Machines, unlike humans, cannot understand raw text, but they can see numbers. Therefore, we need to convert the text to numbers. There are different approaches to converting text to the appropriate numeric form. The Bag of Words and Word Embedding models are two of the most commonly used approaches.
The Bag of words model extracts features from the text. This model converts text into a matrix of words in the document and deals with whether the words appear in the document or not. Then it can be used for algorithms. This is called a word „bag” because any information about the order or structure of the words in the document is discarded.
import numpy as np
import nltk
It is best to follow the logic of this method on a simple example. We have a simple text consisting of 3 sentences.
tekst = ['Tom likes blue.', 'Adam likes yellow.' ,'Ann likes red and blue']
We have a total of 11 words and 8 unique words. The next step is to build the matrix and count the frequency of each word:
from sklearn.feature_extraction.text import CountVectorizer
vectorizer = CountVectorizer()
vectorizer.fit(tekst)
print(vectorizer.vocabulary_)
vector = vectorizer.transform(tekst)
print(vector.shape)
print(vector.toarray())
Our vector is 3×8: 3 sentences and 8 unique words Our matrix uses one word. But it can be a combination of two or more words, which is called the bigrame or trigram model, and the general approach is called the n-gram model. For example: bigramy in our case would be: ‚Tom likes’, ‚likes blue’, ‚blue Adam’, ‚Adam likes’ …. (after removing punctuation).
The word bag approach works well for converting text to numbers. However, it has one drawback. Assigns a result to a word based on its occurrence in a specific document. It does not take into account the fact that the word may also have a high frequency in other documents. TFIDF solves this problem by multiplying the word frequency by the inverse frequency of the document. TF stands for „Term Frequency” while IDF stands for „Inverse Document Frequency”.
TF-IDF is a technique that measures how important a word is in a given document.
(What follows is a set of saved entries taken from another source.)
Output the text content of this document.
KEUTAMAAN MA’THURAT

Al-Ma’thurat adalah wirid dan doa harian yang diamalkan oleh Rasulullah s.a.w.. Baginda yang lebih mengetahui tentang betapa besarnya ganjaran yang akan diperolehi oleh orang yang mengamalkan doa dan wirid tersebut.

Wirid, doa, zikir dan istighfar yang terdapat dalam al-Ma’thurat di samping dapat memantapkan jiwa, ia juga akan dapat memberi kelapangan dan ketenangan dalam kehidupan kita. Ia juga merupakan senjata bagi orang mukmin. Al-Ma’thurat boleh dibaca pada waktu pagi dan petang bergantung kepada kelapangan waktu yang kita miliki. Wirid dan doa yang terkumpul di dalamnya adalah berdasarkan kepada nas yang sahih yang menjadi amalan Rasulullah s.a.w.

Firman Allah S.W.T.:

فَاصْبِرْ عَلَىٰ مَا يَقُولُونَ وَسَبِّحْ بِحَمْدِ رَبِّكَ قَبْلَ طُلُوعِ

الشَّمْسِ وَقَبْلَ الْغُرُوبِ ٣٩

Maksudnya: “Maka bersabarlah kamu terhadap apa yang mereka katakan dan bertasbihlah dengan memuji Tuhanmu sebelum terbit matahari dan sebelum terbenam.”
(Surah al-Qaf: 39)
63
TF (Term Frequency) measures the frequency of a word in a document.
TF = (number of words in the text) / (Total number of words in the text) IDF (Inverse Document Frequency) measures the rank of a specific word in terms of its accuracy in the text. Stop words containing unnecessary information such as „a”, „to” and „i” have less meaning despite their occurrence.
IDF = (total number of documents / number of documents with the word t) Thus, TF-IDF is a product of TF and IDF:
TF-IDF = TF * IDF
Having a bag of words, we can transform it into TfIdf and we get a matrix with frequency calculations in relation to the entire document:
from sklearn.feature_extraction.text import TfidfTransformer
tfidfconverter = TfidfTransformer()
X = tfidfconverter.fit_transform(vector).toarray(); X
We can also skip the word bag stage and compute the matrix directly from the text, note the parameters that can help you better define the matrix (TfidfVectorizer ())
from sklearn.feature_extraction.text import TfidfVectorizer
tfidfconverter = TfidfVectorizer()
X = tfidfconverter.fit_transform(tekst).toarray(); X
Having a numeric version of the text, we can use it in machine learning, but this is in another post.